Normally, the closer the price of an asset is to the upper band, the higher the chances are of that asset being overbought. Again, when the price of an asset is closer to the lower band, the chances of that asset being oversold are high.

**Standard Deviation (SD)**

This indicator measures the size of recent price moves of a cryptocurrency, to determine how volatile the price might be in the future. It predicts whether the volatility of the price is likely to increase or decrease by comparing the current price movement from its historical price movement.

**Average True Range (ATR)**

This technical indicator measures the volatility of a market and can be determined from the 14-day moving average of true range values. It has applications in all types of securities including the commodity market.

**Momentum Indicators**

These types of indicators measure the speed and strength of the price movement in a particular market over a certain time. They mainly reflect if the price of a cryptocurrency is trending up or down and if it’s overbought or oversold based on previous price ranges.

**Relative Strength Index (RSI)**

This indicator measures the speed and change of price movements to determine if a cryptocurrency is overbought or oversold.

The RSI has a scale of 0 to 100. When the score is over 70, the cryptocurrency should be considered overbought. When it is below 30, the cryptocurrency should be considered oversold.

The RSI also reflects the momentum rate at which the price is changing. If the momentum increases when price increases, the market is in an uptrend. If the momentum decreases when price increases, the market is in a downtrend.

**Stochastic Oscillator (SO)**

This indicator measures the difference between the closing price and the range of prices over the past 14 days. Much like the RSI, It has a scale of 0 to 100. When the score is over 80, the asset should be considered overbought. When it is below 20, the asset should be considered oversold.

**Aroon Oscillator (AO)**

This indicator measures both the direction of the price movement and its strength. It has a scale of –100 to 100. Any score above 0 reflects an upward momentum or positive trend (bullish), while any score below 0 reflects a downward momentum or negative trend (bearish).

The strength of the asset can also be determined by the value of the AO reading. For instance, an asset that has an AO value of 10 is significantly weaker than the asset having an AO value of 50, even though they both are in positive upward momentum.

**Volume Indicators**

These types of indicators usually measure the strength and direction of a trend. They tally up the trades and determine the momentum or trend of the market. Much like the volatility indicators, they also create trading opportunities.

**Market Volume (MV)**

This indicator measures the number of contracts traded in for a certain asset within a particular time. It also provides a very clear notion about when and where the volume will appear in the market.

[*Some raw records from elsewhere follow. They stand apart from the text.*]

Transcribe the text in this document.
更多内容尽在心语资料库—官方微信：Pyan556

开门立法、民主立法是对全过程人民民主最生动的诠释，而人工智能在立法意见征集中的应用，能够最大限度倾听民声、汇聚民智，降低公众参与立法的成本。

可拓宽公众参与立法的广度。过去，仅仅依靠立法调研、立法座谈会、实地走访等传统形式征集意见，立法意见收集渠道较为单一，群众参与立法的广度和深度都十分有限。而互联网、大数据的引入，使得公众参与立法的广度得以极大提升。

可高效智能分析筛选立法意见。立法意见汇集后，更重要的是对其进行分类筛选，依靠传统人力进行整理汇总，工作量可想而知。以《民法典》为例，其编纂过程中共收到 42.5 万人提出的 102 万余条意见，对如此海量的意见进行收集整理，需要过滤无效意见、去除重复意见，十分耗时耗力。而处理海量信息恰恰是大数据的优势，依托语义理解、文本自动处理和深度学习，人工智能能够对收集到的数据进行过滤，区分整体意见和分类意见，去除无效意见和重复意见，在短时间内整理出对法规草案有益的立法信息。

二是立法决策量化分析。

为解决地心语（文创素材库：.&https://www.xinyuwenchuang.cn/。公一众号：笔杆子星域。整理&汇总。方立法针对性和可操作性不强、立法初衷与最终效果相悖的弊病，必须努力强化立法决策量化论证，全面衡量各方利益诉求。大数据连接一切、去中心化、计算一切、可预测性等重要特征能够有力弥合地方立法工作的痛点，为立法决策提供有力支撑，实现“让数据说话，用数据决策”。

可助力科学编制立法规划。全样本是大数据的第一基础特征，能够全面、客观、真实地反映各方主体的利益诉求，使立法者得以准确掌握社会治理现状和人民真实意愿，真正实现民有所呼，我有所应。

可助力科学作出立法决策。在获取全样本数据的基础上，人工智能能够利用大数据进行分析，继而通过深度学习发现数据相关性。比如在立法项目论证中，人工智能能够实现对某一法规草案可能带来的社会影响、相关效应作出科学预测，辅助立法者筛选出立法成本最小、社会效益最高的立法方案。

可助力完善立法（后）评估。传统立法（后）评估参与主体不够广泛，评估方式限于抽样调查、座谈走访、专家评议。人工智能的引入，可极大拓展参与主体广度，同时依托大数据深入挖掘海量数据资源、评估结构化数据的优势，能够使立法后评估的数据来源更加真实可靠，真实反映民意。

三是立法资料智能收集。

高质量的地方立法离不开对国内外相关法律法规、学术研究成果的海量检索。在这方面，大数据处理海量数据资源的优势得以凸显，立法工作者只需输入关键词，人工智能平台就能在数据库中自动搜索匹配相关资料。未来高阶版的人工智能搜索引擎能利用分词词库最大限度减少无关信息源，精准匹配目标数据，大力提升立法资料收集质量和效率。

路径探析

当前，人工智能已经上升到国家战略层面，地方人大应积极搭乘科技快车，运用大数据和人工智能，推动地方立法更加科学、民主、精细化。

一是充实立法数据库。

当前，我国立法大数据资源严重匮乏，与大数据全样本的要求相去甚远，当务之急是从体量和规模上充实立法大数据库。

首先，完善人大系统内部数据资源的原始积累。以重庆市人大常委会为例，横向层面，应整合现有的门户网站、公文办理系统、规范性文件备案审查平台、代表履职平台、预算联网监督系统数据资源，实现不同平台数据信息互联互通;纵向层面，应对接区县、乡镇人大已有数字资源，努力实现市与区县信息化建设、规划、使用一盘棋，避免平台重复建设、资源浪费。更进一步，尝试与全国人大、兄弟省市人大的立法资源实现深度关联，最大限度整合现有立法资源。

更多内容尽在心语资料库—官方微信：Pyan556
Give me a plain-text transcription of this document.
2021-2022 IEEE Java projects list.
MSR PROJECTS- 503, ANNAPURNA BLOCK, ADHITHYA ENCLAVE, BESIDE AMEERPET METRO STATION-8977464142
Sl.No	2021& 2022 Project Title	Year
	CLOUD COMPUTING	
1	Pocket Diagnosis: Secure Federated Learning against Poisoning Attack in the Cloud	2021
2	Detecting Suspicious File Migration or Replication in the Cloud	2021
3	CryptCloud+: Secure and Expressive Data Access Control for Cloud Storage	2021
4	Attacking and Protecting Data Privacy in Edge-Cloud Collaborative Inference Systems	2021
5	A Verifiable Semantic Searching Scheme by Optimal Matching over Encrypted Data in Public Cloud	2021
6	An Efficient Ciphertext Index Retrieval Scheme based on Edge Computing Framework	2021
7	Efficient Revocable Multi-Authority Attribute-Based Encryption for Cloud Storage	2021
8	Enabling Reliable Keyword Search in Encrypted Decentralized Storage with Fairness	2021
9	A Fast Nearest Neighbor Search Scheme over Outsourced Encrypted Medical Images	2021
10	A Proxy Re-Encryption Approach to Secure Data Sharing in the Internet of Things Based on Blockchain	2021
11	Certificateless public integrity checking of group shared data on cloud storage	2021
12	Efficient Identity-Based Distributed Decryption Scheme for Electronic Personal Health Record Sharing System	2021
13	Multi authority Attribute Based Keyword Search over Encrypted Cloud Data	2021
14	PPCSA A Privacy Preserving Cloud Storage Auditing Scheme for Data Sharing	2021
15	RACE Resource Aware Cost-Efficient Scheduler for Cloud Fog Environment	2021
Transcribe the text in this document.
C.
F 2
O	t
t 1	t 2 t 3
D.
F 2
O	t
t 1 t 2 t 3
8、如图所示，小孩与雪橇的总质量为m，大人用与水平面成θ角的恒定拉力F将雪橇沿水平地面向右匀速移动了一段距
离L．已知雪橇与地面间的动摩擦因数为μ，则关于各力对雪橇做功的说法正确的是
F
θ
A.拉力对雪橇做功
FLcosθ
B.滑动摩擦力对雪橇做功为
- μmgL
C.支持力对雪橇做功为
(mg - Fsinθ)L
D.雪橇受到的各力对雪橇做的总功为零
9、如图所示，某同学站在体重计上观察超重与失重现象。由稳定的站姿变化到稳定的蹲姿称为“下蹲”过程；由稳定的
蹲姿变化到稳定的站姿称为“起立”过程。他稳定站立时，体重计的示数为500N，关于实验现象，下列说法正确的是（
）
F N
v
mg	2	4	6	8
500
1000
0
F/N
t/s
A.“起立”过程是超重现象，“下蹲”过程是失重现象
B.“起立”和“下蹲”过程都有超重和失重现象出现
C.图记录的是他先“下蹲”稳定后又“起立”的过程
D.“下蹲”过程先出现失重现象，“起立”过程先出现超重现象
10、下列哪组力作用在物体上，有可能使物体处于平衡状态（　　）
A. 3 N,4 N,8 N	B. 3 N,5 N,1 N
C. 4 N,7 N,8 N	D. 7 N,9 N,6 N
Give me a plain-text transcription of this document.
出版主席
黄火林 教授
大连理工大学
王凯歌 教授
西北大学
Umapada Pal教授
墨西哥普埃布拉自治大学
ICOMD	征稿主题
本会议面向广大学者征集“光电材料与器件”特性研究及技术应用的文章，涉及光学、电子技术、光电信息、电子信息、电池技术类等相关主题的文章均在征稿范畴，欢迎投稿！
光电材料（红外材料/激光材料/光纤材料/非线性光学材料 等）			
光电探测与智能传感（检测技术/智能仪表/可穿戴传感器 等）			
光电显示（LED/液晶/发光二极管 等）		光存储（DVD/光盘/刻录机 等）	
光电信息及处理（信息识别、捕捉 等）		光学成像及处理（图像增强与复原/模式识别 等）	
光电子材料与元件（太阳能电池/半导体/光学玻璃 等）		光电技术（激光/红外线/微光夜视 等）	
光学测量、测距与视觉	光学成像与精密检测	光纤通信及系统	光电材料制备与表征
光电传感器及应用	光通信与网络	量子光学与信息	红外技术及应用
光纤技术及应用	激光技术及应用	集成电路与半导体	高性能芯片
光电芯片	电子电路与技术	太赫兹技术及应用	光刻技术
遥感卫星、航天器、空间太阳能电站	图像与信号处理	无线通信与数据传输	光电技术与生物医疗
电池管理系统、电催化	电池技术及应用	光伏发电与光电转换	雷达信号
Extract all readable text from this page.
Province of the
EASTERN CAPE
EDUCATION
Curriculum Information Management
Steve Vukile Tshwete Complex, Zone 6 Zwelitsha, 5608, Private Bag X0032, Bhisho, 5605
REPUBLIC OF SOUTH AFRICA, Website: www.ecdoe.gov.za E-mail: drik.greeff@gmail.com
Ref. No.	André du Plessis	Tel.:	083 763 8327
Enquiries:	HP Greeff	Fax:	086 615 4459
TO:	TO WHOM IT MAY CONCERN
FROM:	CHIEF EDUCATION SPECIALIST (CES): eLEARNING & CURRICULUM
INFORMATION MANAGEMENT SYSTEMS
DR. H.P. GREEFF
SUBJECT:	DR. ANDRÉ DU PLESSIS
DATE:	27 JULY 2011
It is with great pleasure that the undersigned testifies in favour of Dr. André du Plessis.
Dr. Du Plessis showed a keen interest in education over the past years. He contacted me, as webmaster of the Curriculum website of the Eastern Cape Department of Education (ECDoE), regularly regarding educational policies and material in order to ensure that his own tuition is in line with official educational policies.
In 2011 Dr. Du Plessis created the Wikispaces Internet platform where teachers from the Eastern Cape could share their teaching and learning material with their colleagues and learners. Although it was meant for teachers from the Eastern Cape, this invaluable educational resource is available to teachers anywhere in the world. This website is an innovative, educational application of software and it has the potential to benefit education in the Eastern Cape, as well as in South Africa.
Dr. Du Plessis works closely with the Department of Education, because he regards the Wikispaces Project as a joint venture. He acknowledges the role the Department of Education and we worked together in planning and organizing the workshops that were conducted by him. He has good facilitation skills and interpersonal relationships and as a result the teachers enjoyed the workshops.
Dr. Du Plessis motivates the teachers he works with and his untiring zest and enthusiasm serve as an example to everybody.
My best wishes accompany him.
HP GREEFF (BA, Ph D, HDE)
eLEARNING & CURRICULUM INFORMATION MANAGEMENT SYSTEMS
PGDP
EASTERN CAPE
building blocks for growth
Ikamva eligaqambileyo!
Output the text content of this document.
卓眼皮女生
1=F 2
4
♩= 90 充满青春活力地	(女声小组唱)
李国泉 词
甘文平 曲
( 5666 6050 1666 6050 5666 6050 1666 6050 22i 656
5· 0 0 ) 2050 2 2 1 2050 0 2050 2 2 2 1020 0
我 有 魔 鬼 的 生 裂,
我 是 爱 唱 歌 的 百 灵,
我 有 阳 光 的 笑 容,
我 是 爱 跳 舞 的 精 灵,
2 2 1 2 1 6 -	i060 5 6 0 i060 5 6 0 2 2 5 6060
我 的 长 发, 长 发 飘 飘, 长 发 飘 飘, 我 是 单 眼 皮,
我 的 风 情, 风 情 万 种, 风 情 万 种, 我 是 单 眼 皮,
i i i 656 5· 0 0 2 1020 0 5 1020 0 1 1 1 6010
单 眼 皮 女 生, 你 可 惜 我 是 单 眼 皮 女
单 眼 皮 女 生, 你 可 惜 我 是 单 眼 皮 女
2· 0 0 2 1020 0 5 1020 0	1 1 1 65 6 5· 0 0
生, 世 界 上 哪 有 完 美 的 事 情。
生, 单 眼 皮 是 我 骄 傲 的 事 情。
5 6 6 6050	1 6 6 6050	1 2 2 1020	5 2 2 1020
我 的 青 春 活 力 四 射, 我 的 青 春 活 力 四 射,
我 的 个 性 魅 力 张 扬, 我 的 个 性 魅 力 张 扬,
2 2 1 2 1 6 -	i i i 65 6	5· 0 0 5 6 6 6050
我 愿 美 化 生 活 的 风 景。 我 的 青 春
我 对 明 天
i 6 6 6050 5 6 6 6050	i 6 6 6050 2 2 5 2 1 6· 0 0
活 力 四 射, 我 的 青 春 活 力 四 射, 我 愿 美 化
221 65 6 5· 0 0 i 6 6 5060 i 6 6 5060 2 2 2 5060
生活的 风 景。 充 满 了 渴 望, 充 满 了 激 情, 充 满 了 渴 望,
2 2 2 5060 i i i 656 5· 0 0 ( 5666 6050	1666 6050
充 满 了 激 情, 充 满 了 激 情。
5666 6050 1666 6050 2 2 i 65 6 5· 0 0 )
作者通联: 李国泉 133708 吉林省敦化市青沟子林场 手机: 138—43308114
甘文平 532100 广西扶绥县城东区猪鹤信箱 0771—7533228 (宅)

**On Balance Volume (OBV)**

This indicator predicts the price of a cryptocurrency based on the change in the volume of its transactions. It is a cumulative indicator that comprises both positive and negative volumes. Any significant change in these volumes reflects a future change in the price of a cryptocurrency.

If the OBV increases with the volume and there is no change in price, that means the price will rise in the short term. But if the OBV decreases with the volume and there’s no change in price, that means the price will fall in the short term.

**Conclusion**

It’s quite natural to feel a little intimidated by the thought of using technical analysis when trading – especially when you are new to all this. It might seem, at first, as though it contains a lot of unusual jargon and advanced-sounding concepts.

But it hardly matters if you are a professional or just starting in this field, as long as you are building a proper foundation by learning the basics and practicing regularly. Once you start experimenting, even the most complex indicators will become easy to grasp.